Observability
APM (application performance monitoring) is to monitor and diagnose the performance of the system by collecting, storing and analyzing the observable data of the system. Its main functions include performance index monitoring, call stack analysis, service topology, etc.
Apache ShardingSphere is not responsible for gathering, storing and demonstrating APM data, but provides the necessary information for the APM. In other words, Apache ShardingSphere is only responsible for generating valuable data and submitting it to relevant systems through standard protocols or plug-ins. Tracing is to obtain the tracking information of SQL parsing and SQL execution. Apache ShardingSphere provides support for SkyWalking, Zipkin, Jaeger and OpenTelemetry by default. It also supports users to develop customized components through plug-in.

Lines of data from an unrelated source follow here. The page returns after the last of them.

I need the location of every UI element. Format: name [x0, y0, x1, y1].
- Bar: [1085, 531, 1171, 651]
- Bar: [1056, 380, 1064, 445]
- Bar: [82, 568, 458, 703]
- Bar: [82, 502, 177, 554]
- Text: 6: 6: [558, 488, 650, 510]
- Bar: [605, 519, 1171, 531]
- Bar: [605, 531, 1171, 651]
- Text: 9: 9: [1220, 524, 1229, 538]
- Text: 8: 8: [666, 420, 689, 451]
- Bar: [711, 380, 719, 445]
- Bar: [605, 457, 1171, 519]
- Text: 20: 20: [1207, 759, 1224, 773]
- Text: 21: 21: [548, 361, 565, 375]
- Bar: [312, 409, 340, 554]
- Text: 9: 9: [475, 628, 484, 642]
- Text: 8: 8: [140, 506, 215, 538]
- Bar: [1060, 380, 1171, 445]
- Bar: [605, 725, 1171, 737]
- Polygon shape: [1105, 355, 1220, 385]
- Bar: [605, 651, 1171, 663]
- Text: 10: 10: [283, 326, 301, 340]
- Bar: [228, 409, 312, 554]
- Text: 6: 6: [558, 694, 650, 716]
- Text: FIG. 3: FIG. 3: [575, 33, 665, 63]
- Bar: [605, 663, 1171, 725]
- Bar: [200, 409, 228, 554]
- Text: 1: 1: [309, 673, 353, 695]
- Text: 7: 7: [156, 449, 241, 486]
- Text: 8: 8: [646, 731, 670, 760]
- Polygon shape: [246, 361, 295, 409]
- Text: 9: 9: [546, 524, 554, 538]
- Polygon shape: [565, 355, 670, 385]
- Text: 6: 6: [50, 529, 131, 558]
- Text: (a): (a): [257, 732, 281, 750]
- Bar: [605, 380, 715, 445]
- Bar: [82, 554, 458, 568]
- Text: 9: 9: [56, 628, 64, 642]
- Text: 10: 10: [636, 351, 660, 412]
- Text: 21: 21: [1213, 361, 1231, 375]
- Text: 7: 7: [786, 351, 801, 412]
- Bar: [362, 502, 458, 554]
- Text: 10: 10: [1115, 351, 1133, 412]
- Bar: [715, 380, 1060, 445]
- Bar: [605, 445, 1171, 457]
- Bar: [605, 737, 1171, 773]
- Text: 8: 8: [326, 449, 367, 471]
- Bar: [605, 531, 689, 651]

Use Zipkin or Jaeger Just provides correct Zipkin or Jaeger server information in the agent configuration file.
Use SkyWalking Enable the SkyWalking plug-in in configuration file and need to configure the SkyWalking apm-toolkit.
Metrics used to collect and display statistical indicator of cluster. Apache ShardingSphere supports Prometheus by default.
Tracing and metrics need to collect system information through event tracking. Lots of events tracking make kernel code mess, difficult to maintain, and difficult to customize extend.
The goal of Apache ShardingSphere observability module is providing as many performance and statistical indicators as possible and isolating kernel code and embedded code.
ShardingSphere provides observability for applications through the Agent module, and this feature applies to the following scenarios:
In ShardingSphere, a SQL statement needs to go through the processes of parsing, routing, rewriting, execution, and result merging before it is finally executed and the response can be output. If a SQL statement is complex and the overall execution takes a long time, how do we know which procedure has room for optimization?
Through Agent plus Tracing, administrators can learn about the time consumption of each step of SQL execution. Thus, they can easily locate performance risks and formulate targeted SQL optimization schemes.
In a distributed application plus data sharding scenario, it is tricky to figure out which node the SQL statement is issued from and which data source the statement is finally executed on. If an exception occurs during SQL execution, how do we locate the node where the exception occurred?
Agent + Tracing can help users solve the above problems.
Through tracing the full link of the SQL execution process, users can get complete information such as “where the SQL comes from and where it is sent to”.